Alors que rares sont les citadins à défendre l’utilisation de la voiture en ville, on entend souvent cette réplique « je vis à la campagne donc je suis bien obligé ».

A la campagne, vraiment ? Qu’est-ce que la campagne ? Est-elle représentée par de vieilles maisons esseulées au milieux d’exploitations agricoles ou fermières ? Est-elle représentée par de vieux villages ou hameaux traditionnels ? Ou bien est-elle représentée par des zones pavillonnaires faites de maisons récentes et de nombreuses rues quadrillant une zone construite pour attirer le citadin vers l’espace et le calme ? Ces villes-dortoirs sont-elles représentatives de la campagne ?

Autrefois, les petits villages de campagne étaient des lieux vivants, accueillant de petits commerces et de petits artisans permettant d’assurer les besoins de la vie quotidienne de leurs habitants.

Puis est arrivé l’exode rural qui a vidé ces villages et qui a causé la fin de nombreux petits commerces, d’artisans et de lieux de vie commune pour attirer les gens vers la ville et ses promesses, ses services municipaux, son offre de travail, ses boutiques et ses grands commerces.

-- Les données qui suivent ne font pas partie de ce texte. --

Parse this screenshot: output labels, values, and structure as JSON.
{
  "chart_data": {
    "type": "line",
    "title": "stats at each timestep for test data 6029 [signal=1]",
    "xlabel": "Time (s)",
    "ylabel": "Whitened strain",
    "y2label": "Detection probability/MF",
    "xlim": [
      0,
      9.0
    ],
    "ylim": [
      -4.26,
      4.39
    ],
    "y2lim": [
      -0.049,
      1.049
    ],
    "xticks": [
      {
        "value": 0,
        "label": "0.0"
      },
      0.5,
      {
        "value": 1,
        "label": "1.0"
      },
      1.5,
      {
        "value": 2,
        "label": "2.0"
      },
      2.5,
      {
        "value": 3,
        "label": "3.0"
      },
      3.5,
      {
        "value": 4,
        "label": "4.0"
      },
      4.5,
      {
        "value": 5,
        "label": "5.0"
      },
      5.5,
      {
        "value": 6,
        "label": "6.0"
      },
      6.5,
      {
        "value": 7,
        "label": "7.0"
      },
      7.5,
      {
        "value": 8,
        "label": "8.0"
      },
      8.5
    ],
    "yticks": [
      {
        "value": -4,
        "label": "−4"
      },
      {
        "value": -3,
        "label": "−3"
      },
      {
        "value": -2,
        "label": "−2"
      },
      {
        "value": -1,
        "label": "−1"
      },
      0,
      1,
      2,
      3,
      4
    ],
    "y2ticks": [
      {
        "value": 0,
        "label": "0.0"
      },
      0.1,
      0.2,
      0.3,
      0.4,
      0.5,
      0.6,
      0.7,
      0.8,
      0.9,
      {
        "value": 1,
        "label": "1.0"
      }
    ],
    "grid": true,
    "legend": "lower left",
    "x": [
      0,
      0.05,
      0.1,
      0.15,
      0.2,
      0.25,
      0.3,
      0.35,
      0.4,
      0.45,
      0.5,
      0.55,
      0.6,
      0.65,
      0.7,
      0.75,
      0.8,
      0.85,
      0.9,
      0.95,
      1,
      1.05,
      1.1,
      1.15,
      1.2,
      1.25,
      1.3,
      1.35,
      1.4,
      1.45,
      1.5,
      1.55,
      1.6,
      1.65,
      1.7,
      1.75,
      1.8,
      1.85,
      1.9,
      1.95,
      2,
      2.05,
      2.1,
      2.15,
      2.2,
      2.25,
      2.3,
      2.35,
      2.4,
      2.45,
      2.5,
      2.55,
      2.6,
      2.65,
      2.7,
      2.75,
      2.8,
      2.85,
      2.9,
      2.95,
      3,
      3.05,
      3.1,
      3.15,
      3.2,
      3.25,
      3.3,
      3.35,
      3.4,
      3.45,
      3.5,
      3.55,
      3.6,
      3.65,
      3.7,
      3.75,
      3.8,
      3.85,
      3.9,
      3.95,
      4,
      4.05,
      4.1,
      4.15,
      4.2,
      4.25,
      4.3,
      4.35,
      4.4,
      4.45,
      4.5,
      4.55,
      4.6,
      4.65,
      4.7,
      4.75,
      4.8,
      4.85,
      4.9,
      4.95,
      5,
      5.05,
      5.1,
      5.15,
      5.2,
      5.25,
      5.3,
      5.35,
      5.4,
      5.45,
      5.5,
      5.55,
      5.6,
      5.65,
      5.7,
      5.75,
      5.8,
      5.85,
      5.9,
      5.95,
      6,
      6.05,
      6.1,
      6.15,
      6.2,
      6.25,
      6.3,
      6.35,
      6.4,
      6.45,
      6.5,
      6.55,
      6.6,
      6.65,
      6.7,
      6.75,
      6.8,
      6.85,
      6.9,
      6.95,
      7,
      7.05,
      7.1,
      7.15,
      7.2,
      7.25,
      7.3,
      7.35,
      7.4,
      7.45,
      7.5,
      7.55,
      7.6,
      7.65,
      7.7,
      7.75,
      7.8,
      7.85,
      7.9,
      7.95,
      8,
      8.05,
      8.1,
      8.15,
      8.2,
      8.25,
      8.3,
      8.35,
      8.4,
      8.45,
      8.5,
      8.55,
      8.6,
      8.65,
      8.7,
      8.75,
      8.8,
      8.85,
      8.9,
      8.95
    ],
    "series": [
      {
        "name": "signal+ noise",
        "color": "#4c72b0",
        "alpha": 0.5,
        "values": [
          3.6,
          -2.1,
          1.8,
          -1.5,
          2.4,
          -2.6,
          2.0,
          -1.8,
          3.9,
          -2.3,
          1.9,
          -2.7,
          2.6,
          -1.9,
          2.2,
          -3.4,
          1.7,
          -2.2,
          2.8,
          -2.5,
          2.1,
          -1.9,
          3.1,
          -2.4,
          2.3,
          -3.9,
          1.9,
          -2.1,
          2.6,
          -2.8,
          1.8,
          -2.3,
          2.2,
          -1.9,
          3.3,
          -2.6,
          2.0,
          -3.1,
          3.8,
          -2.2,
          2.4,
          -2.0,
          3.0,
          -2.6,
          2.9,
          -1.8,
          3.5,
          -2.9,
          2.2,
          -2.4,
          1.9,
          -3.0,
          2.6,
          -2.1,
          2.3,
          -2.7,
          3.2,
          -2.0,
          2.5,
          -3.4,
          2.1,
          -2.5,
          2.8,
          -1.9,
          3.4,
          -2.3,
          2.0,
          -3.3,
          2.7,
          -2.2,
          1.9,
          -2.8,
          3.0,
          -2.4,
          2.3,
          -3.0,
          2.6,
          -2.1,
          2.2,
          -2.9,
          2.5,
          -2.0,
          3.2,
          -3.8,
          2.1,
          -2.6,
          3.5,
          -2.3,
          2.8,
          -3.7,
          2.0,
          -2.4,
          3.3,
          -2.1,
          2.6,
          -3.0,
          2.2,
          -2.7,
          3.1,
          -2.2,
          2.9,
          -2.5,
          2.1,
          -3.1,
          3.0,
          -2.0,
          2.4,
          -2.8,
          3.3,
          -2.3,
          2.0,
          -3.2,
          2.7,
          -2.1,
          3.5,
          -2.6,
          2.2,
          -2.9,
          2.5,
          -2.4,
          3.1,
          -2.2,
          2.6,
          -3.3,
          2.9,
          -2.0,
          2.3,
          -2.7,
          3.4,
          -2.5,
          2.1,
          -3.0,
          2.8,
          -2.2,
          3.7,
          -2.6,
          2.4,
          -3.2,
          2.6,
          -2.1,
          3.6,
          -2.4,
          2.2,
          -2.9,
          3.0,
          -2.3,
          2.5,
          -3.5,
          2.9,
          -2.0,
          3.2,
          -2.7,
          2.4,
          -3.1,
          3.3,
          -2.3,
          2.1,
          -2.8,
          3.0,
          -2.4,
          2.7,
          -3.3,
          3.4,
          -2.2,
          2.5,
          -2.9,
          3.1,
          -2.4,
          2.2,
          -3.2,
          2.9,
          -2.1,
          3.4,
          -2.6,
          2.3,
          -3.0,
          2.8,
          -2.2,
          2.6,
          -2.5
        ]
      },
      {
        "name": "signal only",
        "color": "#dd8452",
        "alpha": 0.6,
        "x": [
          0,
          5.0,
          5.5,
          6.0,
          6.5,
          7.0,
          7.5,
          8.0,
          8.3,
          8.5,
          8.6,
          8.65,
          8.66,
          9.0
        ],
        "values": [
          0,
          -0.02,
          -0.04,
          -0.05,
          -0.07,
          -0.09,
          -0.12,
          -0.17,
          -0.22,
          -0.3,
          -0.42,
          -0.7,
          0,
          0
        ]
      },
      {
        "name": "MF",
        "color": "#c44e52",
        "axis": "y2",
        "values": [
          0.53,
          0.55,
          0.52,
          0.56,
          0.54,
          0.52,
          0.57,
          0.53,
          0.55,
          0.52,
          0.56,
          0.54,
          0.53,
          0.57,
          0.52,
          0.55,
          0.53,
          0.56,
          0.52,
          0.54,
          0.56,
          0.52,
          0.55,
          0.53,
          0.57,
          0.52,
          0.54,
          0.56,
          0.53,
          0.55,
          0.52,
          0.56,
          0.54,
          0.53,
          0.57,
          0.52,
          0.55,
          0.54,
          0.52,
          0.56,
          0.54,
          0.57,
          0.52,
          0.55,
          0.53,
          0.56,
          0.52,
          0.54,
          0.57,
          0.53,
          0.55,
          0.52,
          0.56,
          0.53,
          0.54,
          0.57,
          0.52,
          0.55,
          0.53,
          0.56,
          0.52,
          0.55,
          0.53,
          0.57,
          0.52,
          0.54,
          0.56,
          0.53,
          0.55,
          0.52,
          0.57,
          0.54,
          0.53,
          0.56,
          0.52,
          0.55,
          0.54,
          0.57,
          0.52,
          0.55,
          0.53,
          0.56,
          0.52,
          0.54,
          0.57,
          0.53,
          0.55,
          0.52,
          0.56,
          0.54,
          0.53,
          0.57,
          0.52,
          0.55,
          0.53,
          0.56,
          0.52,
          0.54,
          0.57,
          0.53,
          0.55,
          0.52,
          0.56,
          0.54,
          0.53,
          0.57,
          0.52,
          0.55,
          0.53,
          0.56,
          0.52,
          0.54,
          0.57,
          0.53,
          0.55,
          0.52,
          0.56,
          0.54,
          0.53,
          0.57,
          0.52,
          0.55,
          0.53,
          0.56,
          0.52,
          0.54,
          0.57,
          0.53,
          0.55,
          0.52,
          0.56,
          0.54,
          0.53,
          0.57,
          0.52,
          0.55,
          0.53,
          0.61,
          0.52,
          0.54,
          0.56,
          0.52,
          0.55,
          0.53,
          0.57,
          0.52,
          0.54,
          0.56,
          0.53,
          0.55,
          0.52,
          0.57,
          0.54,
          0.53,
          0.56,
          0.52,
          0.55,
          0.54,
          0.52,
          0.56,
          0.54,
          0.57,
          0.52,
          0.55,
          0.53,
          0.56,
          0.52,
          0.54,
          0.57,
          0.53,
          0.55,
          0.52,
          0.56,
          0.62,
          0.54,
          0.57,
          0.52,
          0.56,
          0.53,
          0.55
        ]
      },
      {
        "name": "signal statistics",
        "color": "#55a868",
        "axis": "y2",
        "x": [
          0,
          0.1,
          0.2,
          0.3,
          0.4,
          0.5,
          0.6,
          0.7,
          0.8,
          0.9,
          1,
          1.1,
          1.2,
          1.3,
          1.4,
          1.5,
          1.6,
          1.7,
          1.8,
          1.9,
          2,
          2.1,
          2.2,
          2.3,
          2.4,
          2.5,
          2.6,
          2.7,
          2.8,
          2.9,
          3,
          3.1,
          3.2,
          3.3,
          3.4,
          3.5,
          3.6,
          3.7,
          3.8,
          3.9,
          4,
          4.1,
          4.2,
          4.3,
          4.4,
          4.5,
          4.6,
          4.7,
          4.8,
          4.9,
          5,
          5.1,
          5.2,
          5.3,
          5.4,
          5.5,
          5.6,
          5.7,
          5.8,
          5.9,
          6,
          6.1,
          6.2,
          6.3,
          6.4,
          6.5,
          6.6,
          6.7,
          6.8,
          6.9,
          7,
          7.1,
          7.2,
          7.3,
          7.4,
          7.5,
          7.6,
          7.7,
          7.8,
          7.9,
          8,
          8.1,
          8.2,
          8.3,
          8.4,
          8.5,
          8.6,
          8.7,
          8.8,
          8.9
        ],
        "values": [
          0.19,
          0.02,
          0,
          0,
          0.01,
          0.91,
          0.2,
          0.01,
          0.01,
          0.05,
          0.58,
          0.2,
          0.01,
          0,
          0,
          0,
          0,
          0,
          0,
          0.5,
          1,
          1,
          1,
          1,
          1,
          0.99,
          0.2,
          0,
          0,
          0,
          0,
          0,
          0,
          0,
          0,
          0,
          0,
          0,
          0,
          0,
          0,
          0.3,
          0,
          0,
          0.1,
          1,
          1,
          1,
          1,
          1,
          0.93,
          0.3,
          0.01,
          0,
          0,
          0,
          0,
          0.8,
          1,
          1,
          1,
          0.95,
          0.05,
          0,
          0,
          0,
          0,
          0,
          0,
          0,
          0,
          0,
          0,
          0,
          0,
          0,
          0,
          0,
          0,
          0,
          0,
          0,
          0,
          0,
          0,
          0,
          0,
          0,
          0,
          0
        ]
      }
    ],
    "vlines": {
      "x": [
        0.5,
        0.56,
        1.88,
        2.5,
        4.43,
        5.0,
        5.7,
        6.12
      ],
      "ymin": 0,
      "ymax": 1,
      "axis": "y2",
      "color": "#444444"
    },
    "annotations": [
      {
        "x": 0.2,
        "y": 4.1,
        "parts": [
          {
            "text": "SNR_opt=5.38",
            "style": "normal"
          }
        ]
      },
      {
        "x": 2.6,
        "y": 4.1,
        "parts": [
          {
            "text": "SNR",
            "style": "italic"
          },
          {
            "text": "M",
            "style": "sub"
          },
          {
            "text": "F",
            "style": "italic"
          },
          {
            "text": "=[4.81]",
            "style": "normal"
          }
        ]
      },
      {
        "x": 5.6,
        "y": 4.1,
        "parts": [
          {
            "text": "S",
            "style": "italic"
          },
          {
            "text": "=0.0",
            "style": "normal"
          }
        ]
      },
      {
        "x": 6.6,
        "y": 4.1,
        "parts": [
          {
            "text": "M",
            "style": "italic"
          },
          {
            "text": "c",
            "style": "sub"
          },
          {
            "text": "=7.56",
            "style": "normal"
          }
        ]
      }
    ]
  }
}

Puis la ville a fini par lasser, et les citadins ont voulu retrouver le grand air et l’espace des campagnes, alors ils sont repartis loin de la ville … dans les villages ? Non, car on rêve de grands espaces mais on n’est pas prêt pour autant à abandonner les services et le confort qu’offrent la ville.

On veut vivre « à la campagne », mais avec Internet, avec les services municipaux à proximité et en pouvant accéder à n’importe quel moment aux commerces et aux services de la ville qu’on a quitté.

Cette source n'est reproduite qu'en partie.